Indexing Algorithms - HNSW · Topic 78

The trade-off between Recall and Latency in HNSW

In HNSW, recall (how often the true nearest neighbors appear in the result set) and latency (time per query) are in tension. Higher recall usually requires visiting more nodes and doing more distance comparisons; that increases latency.

Summary

Main query-time lever: efSearch (see defining efSearch). Build-time: efConstruction and M affect graph quality. Pick target recall or latency and tune parameters.
Plot recall–latency curve for your dataset; for low latency use modest efSearch; for max recall increase efSearch at cost of p99.
Pipeline: more candidates (efSearch) → more distance computations and heap ops → higher recall and higher latency; graph quality (M, efConstruction) shifts the curve.
Trade-off: there is no free lunch—higher recall costs more time; a well-built graph lets you get good recall at lower efSearch.

Parameters that drive the trade-off

The main lever at query time is efSearch: a larger candidate list during the greedy search tends to improve recall@K but increases work per query and thus latency. At build time, efConstruction and M affect graph quality: higher values generally yield better recall for a given efSearch but use more memory and build time.
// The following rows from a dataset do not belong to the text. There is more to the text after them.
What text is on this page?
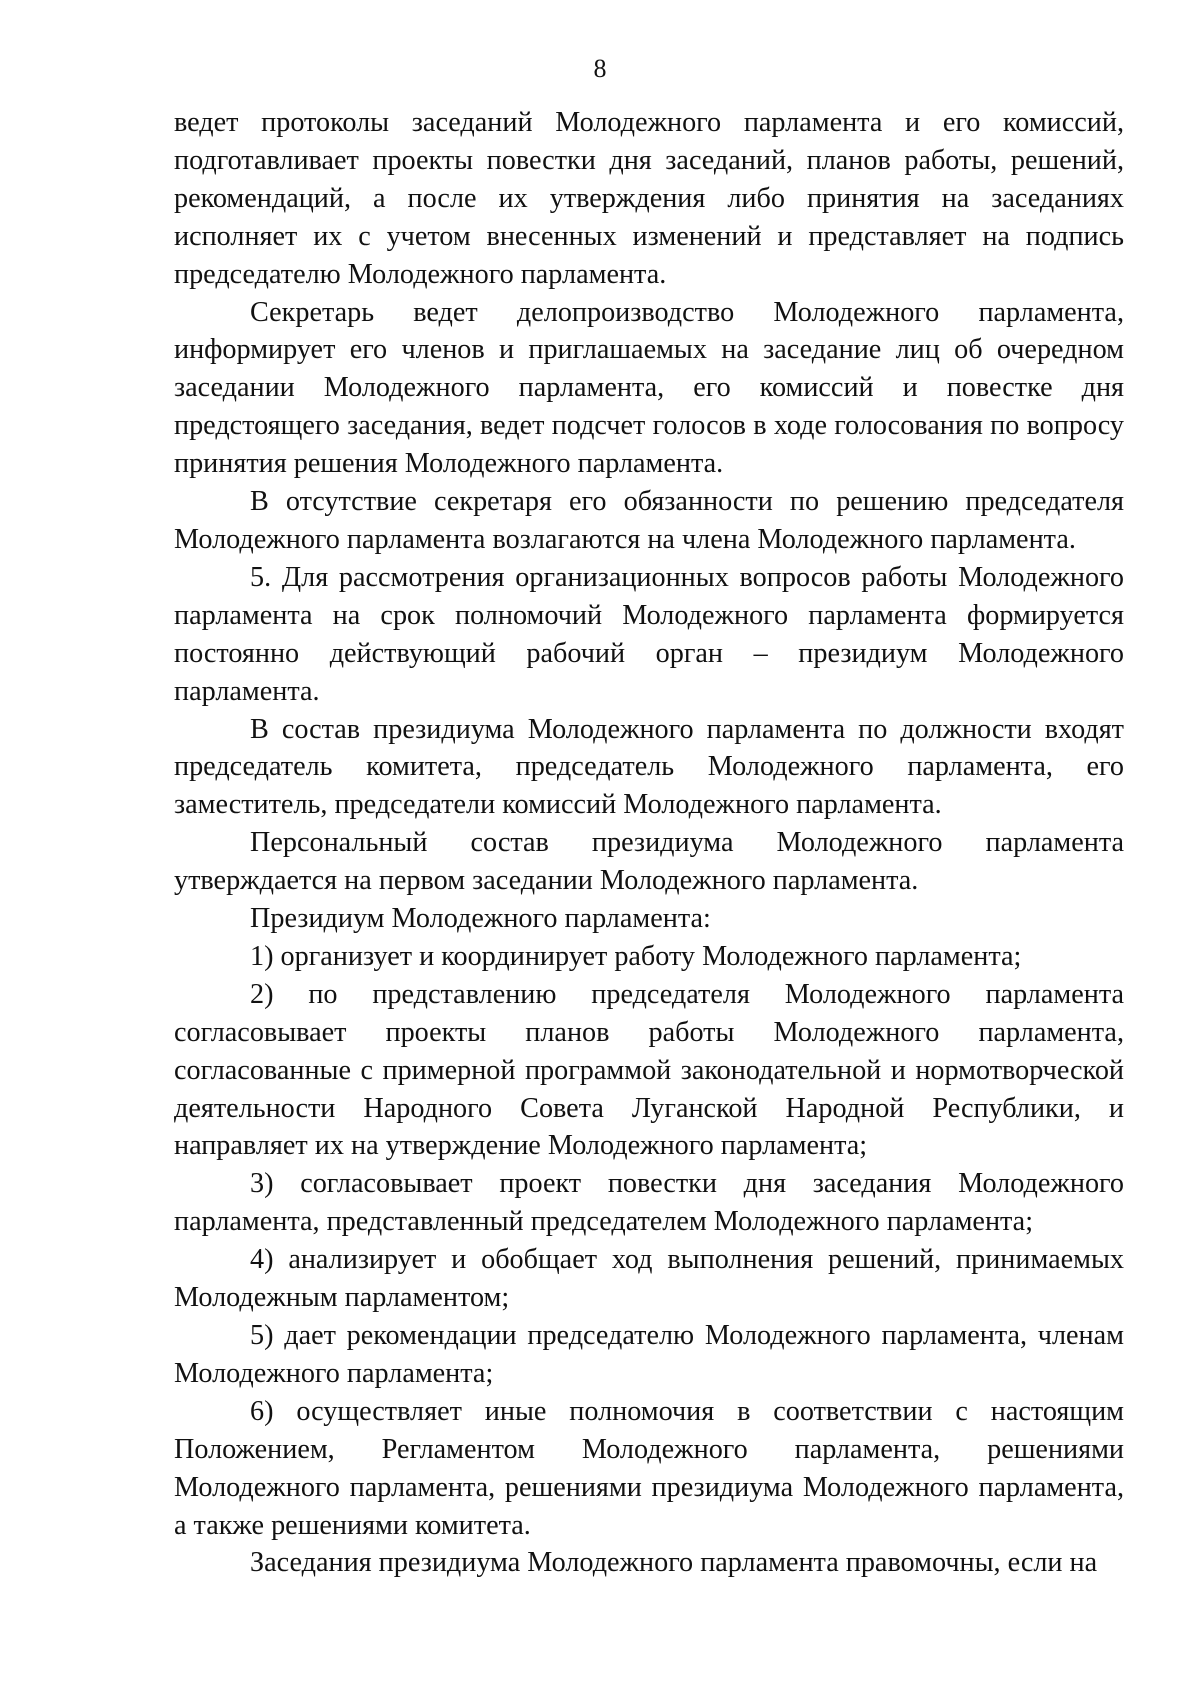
8

ведет протоколы заседаний Молодежного парламента и его комиссий, подготавливает проекты повестки дня заседаний, планов работы, решений, рекомендаций, а после их утверждения либо принятия на заседаниях исполняет их с учетом внесенных изменений и представляет на подпись председателю Молодежного парламента.

Секретарь ведет делопроизводство Молодежного парламента, информирует его членов и приглашаемых на заседание лиц об очередном заседании Молодежного парламента, его комиссий и повестке дня предстоящего заседания, ведет подсчет голосов в ходе голосования по вопросу принятия решения Молодежного парламента.

В отсутствие секретаря его обязанности по решению председателя Молодежного парламента возлагаются на члена Молодежного парламента.

5. Для рассмотрения организационных вопросов работы Молодежного парламента на срок полномочий Молодежного парламента формируется постоянно действующий рабочий орган – президиум Молодежного парламента.

В состав президиума Молодежного парламента по должности входят председатель комитета, председатель Молодежного парламента, его заместитель, председатели комиссий Молодежного парламента.

Персональный состав президиума Молодежного парламента утверждается на первом заседании Молодежного парламента.

Президиум Молодежного парламента:

1) организует и координирует работу Молодежного парламента;

2) по представлению председателя Молодежного парламента согласовывает проекты планов работы Молодежного парламента, согласованные с примерной программой законодательной и нормотворческой деятельности Народного Совета Луганской Народной Республики, и направляет их на утверждение Молодежного парламента;

3) согласовывает проект повестки дня заседания Молодежного парламента, представленный председателем Молодежного парламента;

4) анализирует и обобщает ход выполнения решений, принимаемых Молодежным парламентом;

5) дает рекомендации председателю Молодежного парламента, членам Молодежного парламента;

6) осуществляет иные полномочия в соответствии с настоящим Положением, Регламентом Молодежного парламента, решениями Молодежного парламента, решениями президиума Молодежного парламента, а также решениями комитета.

Заседания президиума Молодежного парламента правомочны, если на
So you can “spend” build-time cost (efConstruction, M) to get a better graph, which then lets you achieve the same recall with a lower efSearch and thus lower query latency.

M also affects query latency directly: more neighbors per node means more candidates to expand at each hop, so higher M can increase query time as well as memory. Balancing M for recall vs. latency and memory is part of tuning.

Pipeline: from efSearch to recall and latency

The query pipeline expands a candidate set of size up to efSearch. Larger efSearch means more nodes are considered, more distance computations, and more heap operations—so recall tends to go up and latency goes up. Graph quality (from M and efConstruction) determines how quickly the search finds good candidates; a better graph means you can reach the same recall with a smaller efSearch, shifting the recall–latency curve in your favor.

Tuning in practice

Tuning involves picking a target recall or latency and adjusting efSearch (and if needed, efConstruction and M) to meet it. The recall–latency trade-off curve is often plotted for a dataset to choose an operating point: fix k, run queries at several efSearch values, measure recall@k and latency (e.g. p50, p99), then plot and pick. For low-latency serving, use a modest efSearch and accept slightly lower recall; for maximum recall (e.g. offline evaluation), increase efSearch at the cost of higher p99 latency.

The curve is dataset-dependent: dimension, distribution, and size all affect how much efSearch you need for a given recall; always benchmark on your data.

Trade-offs and practical tips

Trade-off summary: recall and latency are in tension; a well-built graph (high efConstruction, good M) lets you get high recall with moderate efSearch, but beyond that more recall needs more efSearch and more time. Practical tip: measure recall@k and latency (p50, p99) for a range of efSearch values; choose the smallest efSearch that meets your recall target so latency stays within SLA.

Frequently Asked Questions

Can I have high recall and low latency?

Up to a point. A well-built graph (high efConstruction, good M) lets you get high recall with a moderate efSearch; beyond that, more recall needs more efSearch and more time.

Does M affect latency?

Yes. Higher M means more neighbors to expand at each hop, so query time can increase. Balance M for recall vs. latency and memory.

How do I measure the trade-off?

Fix k, run queries at several efSearch values, measure recall@k and latency; plot and pick an operating point.

Is the curve dataset-dependent?

Yes. Dimension, distribution, and size all affect how much efSearch you need for a given recall; always benchmark on your data.